The physics and engineering labs at West Virginia Wesleyan College are booming these days. There are 97 students majoring in either physics or the dual-degree engineering program. Last year, there were 82.
Dr. G. Albert Popson Jr., department chair and professor of physics and engineering, believes strong program incentives are attracting more students to the program.
"Our NASA affiliation attracts quite a few students to our program," he said. "Other students are attracted by the Dual-Degree Engineering Program articulation agreements we have with WVU, UVA, and Virginia Tech."
Wesleyan's affiliation with NASA benefits both the faculty and students.
This year, 11 physics students benefited from NASA Fellowships, which provided funding for research with Wesleyan faculty. Last summer, six physics students benefited from NASA funding for research. The faculty benefit from NASA funding for research, new educational initiatives, and community outreach.
Faculty NASA research has included collaborations with nearby universities and local industries, summer projects at NASA facilities, and enhancements to projects at Wesleyan.

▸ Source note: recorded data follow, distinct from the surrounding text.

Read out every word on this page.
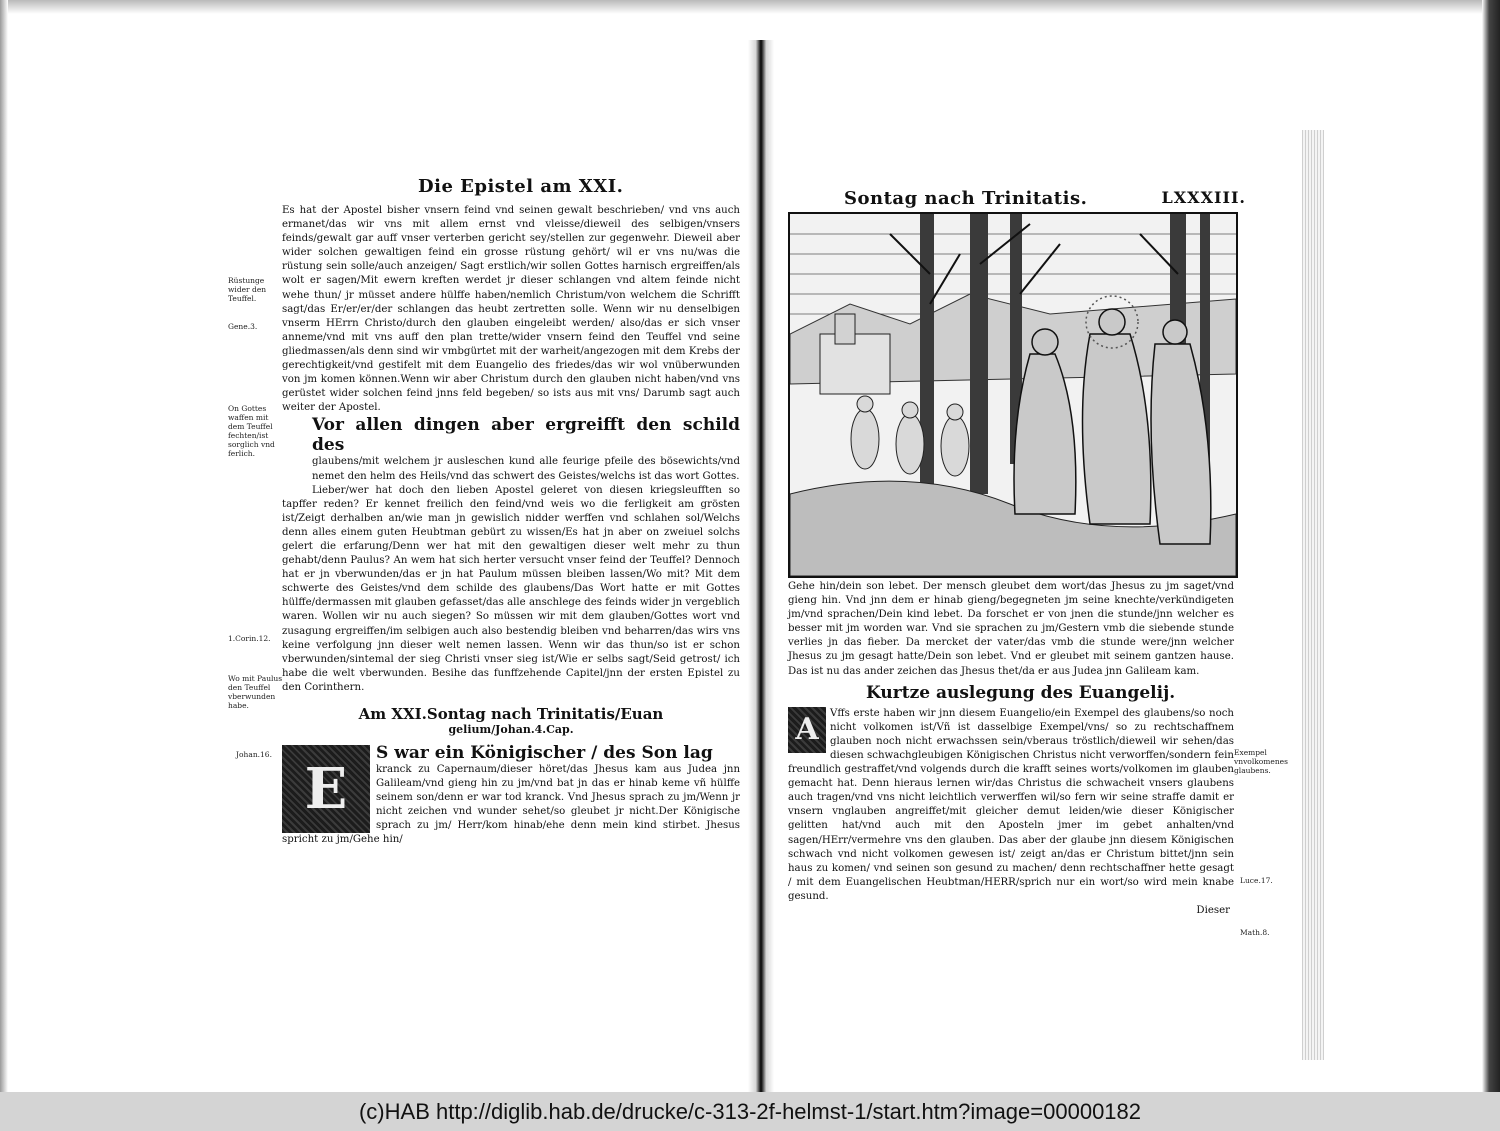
Die Epistel am XXI.

Es hat der Apostel bisher vnsern feind vnd seinen gewalt beschrieben/ vnd vns auch ermanet/das wir vns mit allem ernst vnd vleisse/dieweil des selbigen/vnsers feinds/gewalt gar auff vnser verterben gericht sey/stellen zur gegenwehr. Dieweil aber wider solchen gewaltigen feind ein grosse rüstung gehört/ wil er vns nu/was die rüstung sein solle/auch anzeigen/ Sagt erstlich/wir sollen Gottes harnisch ergreiffen/als wolt er sagen/Mit ewern kreften werdet jr dieser schlangen vnd altem feinde nicht wehe thun/ jr müsset andere hülffe haben/nemlich Christum/von welchem die Schrifft sagt/das Er/er/er/der schlangen das heubt zertretten solle. Wenn wir nu denselbigen vnserm HErrn Christo/durch den glauben eingeleibt werden/ also/das er sich vnser anneme/vnd mit vns auff den plan trette/wider vnsern feind den Teuffel vnd seine gliedmassen/als denn sind wir vmbgürtet mit der warheit/angezogen mit dem Krebs der gerechtigkeit/vnd gestifelt mit dem Euangelio des friedes/das wir wol vnüberwunden von jm komen können.Wenn wir aber Christum durch den glauben nicht haben/vnd vns gerüstet wider solchen feind jnns feld begeben/ so ists aus mit vns/ Darumb sagt auch weiter der Apostel.

Vor allen dingen aber ergreifft den schild des

glaubens/mit welchem jr ausleschen kund alle feurige pfeile des bösewichts/vnd nemet den helm des Heils/vnd das schwert des Geistes/welchs ist das wort Gottes.

Lieber/wer hat doch den lieben Apostel geleret von diesen kriegsleufften so tapffer reden? Er kennet freilich den feind/vnd weis wo die ferligkeit am grösten ist/Zeigt derhalben an/wie man jn gewislich nidder werffen vnd schlahen sol/Welchs denn alles einem guten Heubtman gebürt zu wissen/Es hat jn aber on zweiuel solchs gelert die erfarung/Denn wer hat mit den gewaltigen dieser welt mehr zu thun gehabt/denn Paulus? An wem hat sich herter versucht vnser feind der Teuffel? Dennoch hat er jn vberwunden/das er jn hat Paulum müssen bleiben lassen/Wo mit? Mit dem schwerte des Geistes/vnd dem schilde des glaubens/Das Wort hatte er mit Gottes hülffe/dermassen mit glauben gefasset/das alle anschlege des feinds wider jn vergeblich waren. Wollen wir nu auch siegen? So müssen wir mit dem glauben/Gottes wort vnd zusagung ergreiffen/im selbigen auch also bestendig bleiben vnd beharren/das wirs vns keine verfolgung jnn dieser welt nemen lassen. Wenn wir das thun/so ist er schon vberwunden/sintemal der sieg Christi vnser sieg ist/Wie er selbs sagt/Seid getrost/ ich habe die welt vberwunden. Besihe das funffzehende Capitel/jnn der ersten Epistel zu den Corinthern.

Am XXI.Sontag nach Trinitatis/Euan

gelium/Johan.4.Cap.

E

S war ein Königischer / des Son lag

kranck zu Capernaum/dieser höret/das Jhesus kam aus Judea jnn Galileam/vnd gieng hin zu jm/vnd bat jn das er hinab keme vñ hülffe seinem son/denn er war tod kranck. Vnd Jhesus sprach zu jm/Wenn jr nicht zeichen vnd wunder sehet/so gleubet jr nicht.Der Königische sprach zu jm/ Herr/kom hinab/ehe denn mein kind stirbet. Jhesus spricht zu jm/Gehe hin/

Rüstunge wider den Teuffel.
Gene.3.
On Gottes waffen mit dem Teuffel fechten/ist sorglich vnd ferlich.
1.Corin.12.
Wo mit Paulus den Teuffel vberwunden habe.
Johan.16.
Sontag nach Trinitatis.	LXXXIII.

Gehe hin/dein son lebet. Der mensch gleubet dem wort/das Jhesus zu jm saget/vnd gieng hin. Vnd jnn dem er hinab gieng/begegneten jm seine knechte/verkündigeten jm/vnd sprachen/Dein kind lebet. Da forschet er von jnen die stunde/jnn welcher es besser mit jm worden war. Vnd sie sprachen zu jm/Gestern vmb die siebende stunde verlies jn das fieber. Da mercket der vater/das vmb die stunde were/jnn welcher Jhesus zu jm gesagt hatte/Dein son lebet. Vnd er gleubet mit seinem gantzen hause. Das ist nu das ander zeichen das Jhesus thet/da er aus Judea jnn Galileam kam.

Kurtze auslegung des Euangelij.

A	Vffs erste haben wir jnn diesem Euangelio/ein Exempel des glaubens/so noch nicht volkomen ist/Vñ ist dasselbige Exempel/vns/ so zu rechtschaffnem glauben noch nicht erwachssen sein/vberaus tröstlich/dieweil wir sehen/das diesen schwachgleubigen Königischen Christus nicht verworffen/sondern fein freundlich gestraffet/vnd volgends durch die krafft seines worts/volkomen im glauben gemacht hat. Denn hieraus lernen wir/das Christus die schwacheit vnsers glaubens auch tragen/vnd vns nicht leichtlich verwerffen wil/so fern wir seine straffe damit er vnsern vnglauben angreiffet/mit gleicher demut leiden/wie dieser Königischer gelitten hat/vnd auch mit den Aposteln jmer im gebet anhalten/vnd sagen/HErr/vermehre vns den glauben. Das aber der glaube jnn diesem Königischen schwach vnd nicht volkomen gewesen ist/ zeigt an/das er Christum bittet/jnn sein haus zu komen/ vnd seinen son gesund zu machen/ denn rechtschaffner hette gesagt / mit dem Euangelischen Heubtman/HERR/sprich nur ein wort/so wird mein knabe gesund.

Dieser

Exempel vnvolkomenes glaubens.
Luce.17.
Math.8.
(c)HAB http://diglib.hab.de/drucke/c-313-2f-helmst-1/start.htm?image=00000182
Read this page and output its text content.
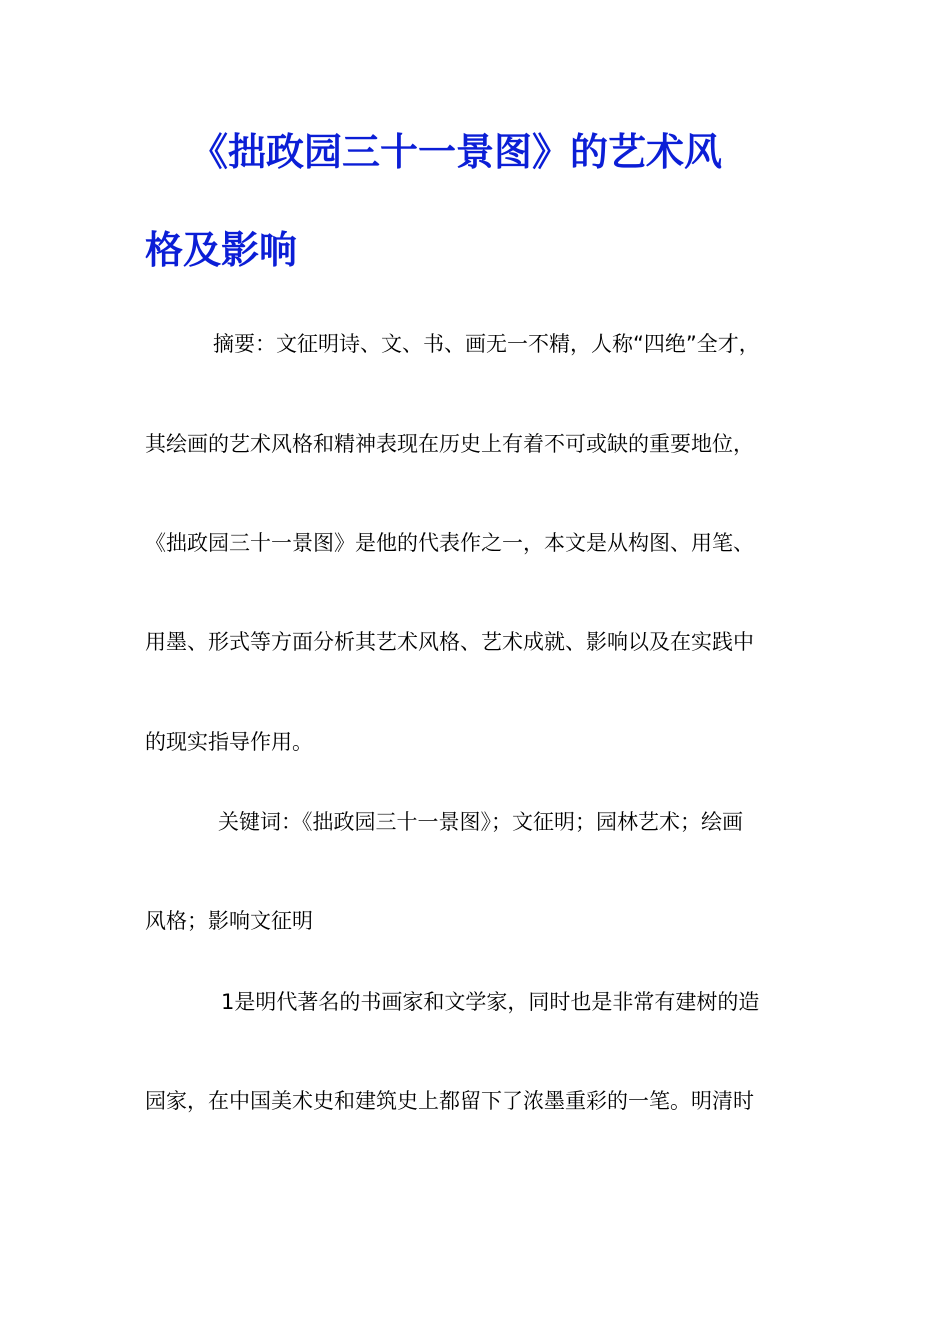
《拙政园三十一景图》的艺术风
格及影响

摘要：文征明诗、文、书、画无一不精，人称“四绝”全才，

其绘画的艺术风格和精神表现在历史上有着不可或缺的重要地位，

《拙政园三十一景图》是他的代表作之一，本文是从构图、用笔、

用墨、形式等方面分析其艺术风格、艺术成就、影响以及在实践中

的现实指导作用。

关键词：《拙政园三十一景图》；文征明；园林艺术；绘画

风格；影响文征明

1是明代著名的书画家和文学家，同时也是非常有建树的造

园家，在中国美术史和建筑史上都留下了浓墨重彩的一笔。明清时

"We had 10 students that we paid to work on research projects at the college last summer, as well as at NASA-Langely, NASA-Glenn, and Penn State," Popson said. "A group of students is involved in a special NASA space systems course, and they plan to launch their apparatus into Earth orbit in about six months."
The Dual-Degree Engineering program is designed for students who want to prepare for careers in engineering by starting their studies at a small college rather than a large university. After three years at Wesleyan, the student transfers to one of the articulation universities.
After about two years at the university, the student earns both a physics degree from Wesleyan and the university's engineering degree. Employers value the special skills a student learns at a liberal arts college.
Popson said he has also found that another big draw for students is the fact they can attend Wesleyan and receive a top-notch physics or engineering degree while still having the opportunity to feed their co-curricular hunger.
"Quite a few of our students participate in sports, band, chorale, theater, and student government," he said. "Many students are interested in starting their study of engineering at a small school, where they have smaller classes and get to know their teachers."